De vordering van de officier van justitie
De officier van justitie mr. G. Wilbrink acht hetgeen aan verdachte onder 1 en 2 is tenlastegelgd niet wettig en overtuigend bewezen en vordert dat de rechtbank verdachte zal vrijspreken.
De voorvragen
De rechtbank heeft vastgesteld dat de dagvaarding geldig is, dat zijzelf bevoegd is tot kennisneming van de zaak, dat de officier van justitie ontvankelijk is in de vervolging en dat er geen redenen zijn voor schorsing van de vervolging.
Vrijspraak
De verdachte dient van het onder 1 primair en subsidiair en 2 tenlastegelegde te worden vrijgesproken, omdat de rechtbank dit -evenals de officier van justitie- niet wettig en overtuigend bewezen acht.

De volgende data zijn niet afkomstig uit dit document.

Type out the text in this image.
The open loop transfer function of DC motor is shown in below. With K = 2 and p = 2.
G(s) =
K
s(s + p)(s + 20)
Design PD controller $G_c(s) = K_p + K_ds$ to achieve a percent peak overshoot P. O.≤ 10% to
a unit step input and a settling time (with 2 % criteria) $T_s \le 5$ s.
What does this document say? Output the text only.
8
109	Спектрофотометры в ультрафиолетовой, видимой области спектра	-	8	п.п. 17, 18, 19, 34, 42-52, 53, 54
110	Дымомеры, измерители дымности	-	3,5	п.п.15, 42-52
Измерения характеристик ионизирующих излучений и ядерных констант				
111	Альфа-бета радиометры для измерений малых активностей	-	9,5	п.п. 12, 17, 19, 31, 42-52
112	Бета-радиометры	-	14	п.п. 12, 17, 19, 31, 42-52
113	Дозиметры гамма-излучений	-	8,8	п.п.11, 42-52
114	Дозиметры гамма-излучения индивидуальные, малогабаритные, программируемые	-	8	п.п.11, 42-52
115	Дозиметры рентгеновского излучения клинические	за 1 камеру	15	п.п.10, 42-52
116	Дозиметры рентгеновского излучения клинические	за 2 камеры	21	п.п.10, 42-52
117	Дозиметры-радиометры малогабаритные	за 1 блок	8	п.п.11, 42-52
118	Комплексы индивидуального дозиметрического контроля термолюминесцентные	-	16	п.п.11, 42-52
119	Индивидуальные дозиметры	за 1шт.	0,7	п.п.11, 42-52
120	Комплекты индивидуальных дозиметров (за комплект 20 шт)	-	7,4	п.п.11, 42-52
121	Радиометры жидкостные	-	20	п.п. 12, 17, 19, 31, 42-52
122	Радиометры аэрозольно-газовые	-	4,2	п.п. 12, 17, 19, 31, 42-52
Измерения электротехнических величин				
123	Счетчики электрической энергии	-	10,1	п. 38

De rechtbank is uit het onderzoek ter terechtzitting onvoldoende gebleken van de toedracht van de diefstal van de handtas (feit 2) en van de met behulp van deze tas gepleegde brandstichting (feit 1).
Beslissing van de rechtbank
De rechtbank verklaart niet bewezen hetgeen de verdachte onder 1 primair en subsidiair en 2 is tenlastegelegd en spreekt de verdachte daarvan vrij.
Dit vonnis is gewezen door mr. O.J. Bosker, voorzitter, en mr. M.A.A. van Capelle en
mr. C. Brouwer, rechters, in tegenwoordigheid van J. Hoogeveen, griffier, en uitgesproken ter openbare terechtzitting van de rechtbank op 16 april 2013.